Google has registered a significant drop in government-backed cyberattacks against its properties and the people who use its products.
Google sends out warnings if it detects that an account is a target of government-backed phishing or malware attempts. For 2019, the internet giant sent almost 40,000 warnings – which, while a large number, is still a nearly 25 percent drop from the year before.
Nation-State Trends
In terms of trends amongst the warnings, the analysis showed that main targets included, perhaps unsurprisingly, geopolitical rivals, government officials, journalists, dissidents and activists.
In 2019, about 20 percent of accounts that received a warning were targeted multiple times by attackers. Google also uncovered that phishing and zero-day exploits continue to be APT weapons of choice.
On the former front, Google researchers saw a growing trend emerge towards impersonating news outlets and journalists, especially when it comes to attackers from Iran and North Korea.
“For example, attackers impersonate a journalist to seed false stories with other reporters to spread disinformation,” explained Toni Gidwani, security engineering manager at the company’s Threat Analysis Group (TAG), writing in an overview of nation-state trends, published last week. “In other cases, attackers will send several benign emails to build a rapport with a journalist or foreign-policy expert before sending a malicious attachment in a follow up email.”
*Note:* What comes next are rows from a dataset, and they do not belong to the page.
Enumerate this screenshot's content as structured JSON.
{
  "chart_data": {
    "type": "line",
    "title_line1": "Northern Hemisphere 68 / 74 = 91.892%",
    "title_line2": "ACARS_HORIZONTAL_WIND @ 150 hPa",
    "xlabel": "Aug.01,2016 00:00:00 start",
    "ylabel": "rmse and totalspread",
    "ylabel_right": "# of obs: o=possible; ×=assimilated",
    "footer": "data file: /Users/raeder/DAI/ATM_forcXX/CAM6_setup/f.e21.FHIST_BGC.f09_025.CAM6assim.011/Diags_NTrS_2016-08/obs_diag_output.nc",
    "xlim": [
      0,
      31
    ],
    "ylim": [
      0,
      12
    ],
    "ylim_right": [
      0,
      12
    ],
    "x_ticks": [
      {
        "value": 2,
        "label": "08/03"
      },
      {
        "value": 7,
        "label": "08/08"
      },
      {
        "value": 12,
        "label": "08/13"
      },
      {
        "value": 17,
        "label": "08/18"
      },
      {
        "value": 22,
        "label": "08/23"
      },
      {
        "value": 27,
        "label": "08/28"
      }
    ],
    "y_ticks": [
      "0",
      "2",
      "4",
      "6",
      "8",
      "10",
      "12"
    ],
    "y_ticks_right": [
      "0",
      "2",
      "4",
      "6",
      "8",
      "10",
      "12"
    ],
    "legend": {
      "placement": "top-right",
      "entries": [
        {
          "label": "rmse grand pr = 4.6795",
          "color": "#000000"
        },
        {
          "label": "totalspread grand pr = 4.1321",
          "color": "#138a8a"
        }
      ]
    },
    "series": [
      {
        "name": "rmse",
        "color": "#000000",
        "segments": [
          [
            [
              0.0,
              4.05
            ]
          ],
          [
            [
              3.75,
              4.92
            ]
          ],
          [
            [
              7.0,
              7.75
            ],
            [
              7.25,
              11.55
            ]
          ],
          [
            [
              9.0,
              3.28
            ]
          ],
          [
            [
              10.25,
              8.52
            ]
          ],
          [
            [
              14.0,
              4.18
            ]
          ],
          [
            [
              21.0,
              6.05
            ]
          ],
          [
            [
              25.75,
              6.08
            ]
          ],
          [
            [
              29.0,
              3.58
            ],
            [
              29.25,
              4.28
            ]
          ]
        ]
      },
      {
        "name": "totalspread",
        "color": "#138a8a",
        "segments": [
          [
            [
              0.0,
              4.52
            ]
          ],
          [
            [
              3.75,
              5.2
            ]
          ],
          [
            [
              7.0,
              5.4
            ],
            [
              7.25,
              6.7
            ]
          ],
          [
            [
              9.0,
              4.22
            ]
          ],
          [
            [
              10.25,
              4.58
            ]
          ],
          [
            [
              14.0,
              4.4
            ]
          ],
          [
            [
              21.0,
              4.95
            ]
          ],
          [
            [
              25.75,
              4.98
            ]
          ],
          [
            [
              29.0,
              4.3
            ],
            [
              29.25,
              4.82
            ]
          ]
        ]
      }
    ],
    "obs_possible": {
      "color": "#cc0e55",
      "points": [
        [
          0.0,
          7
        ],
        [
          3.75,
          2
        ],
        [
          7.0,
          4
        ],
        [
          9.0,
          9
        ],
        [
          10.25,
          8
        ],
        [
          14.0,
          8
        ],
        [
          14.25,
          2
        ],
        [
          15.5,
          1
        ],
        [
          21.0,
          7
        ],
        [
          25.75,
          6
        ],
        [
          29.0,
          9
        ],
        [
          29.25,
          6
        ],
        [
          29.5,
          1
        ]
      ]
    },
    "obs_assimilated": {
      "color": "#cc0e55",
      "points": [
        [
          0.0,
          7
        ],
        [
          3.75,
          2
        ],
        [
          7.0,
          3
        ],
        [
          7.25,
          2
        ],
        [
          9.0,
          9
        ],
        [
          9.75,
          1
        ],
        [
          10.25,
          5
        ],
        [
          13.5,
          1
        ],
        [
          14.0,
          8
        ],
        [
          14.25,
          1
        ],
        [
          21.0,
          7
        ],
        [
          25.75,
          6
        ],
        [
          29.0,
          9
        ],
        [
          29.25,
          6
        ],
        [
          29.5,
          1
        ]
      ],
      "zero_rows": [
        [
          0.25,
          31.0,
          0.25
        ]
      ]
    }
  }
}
On the zero-day front, TAG discovered bugs affecting Android, Chrome, iOS, Internet Explorer and Windows over the course of last year, including CVE-2020-0674. This is a memory-corruption vulnerability disclosed in late January, a critical flaw for most Internet Explorer versions, allowing remote code-execution and complete takeover.
Other notable bugs included CVE-2018-8653, CVE-2019-0676, CVE-2019-1367 and CVE-2019-1429 in Internet Explorer; CVE-2019-5786 in Chrome; and CVE-2019-0808 in Windows Kernel.
Zero-Day Details
Three bugs (CVE-2018-8653, CVE-2019-1367 and CVE-2020-0674) are vulnerabilities inside jscript.dll, Gidwani said. “Therefore all exploits enabled IE8 rendering and used JScript.Compact as JS engine. In most Internet Explorer exploits, attackers abused the Enumerator object in order to gain remote code execution.”
Meanwhile, CVE-2019-0676 “enables attackers to reveal presence or non-presence of files on the victim’s computer; this information was later used to decide whether or not a second stage exploit should be delivered,” according to the writeup.
And, “the attack vector for CVE-2019-1367 was rather atypical as the exploit was delivered from an Office document abusing the online video embedding feature to load an external URL conducting the exploitation.”
In one campaign, a single APT was seen using five zero-day exploits, delivered using watering-hole attacks, links to malicious websites and inemail attachments in targeted spear-phishing campaigns.
“Finding this many zero-day exploits from the same actor in a relatively short time frame is rare,” said Gidwani. “The majority of targets we observed were from North Korea or individuals who worked on North Korea-related issues.”
Nonetheless, he said that it’s encouraging to see the decline in attacks.
“One reason for this decline is that our new protections are working,” said Gidwani. “Attackers’ efforts have been slowed down and they’re more deliberate in their attempts, meaning attempts are happening less frequently as attackers adapt.”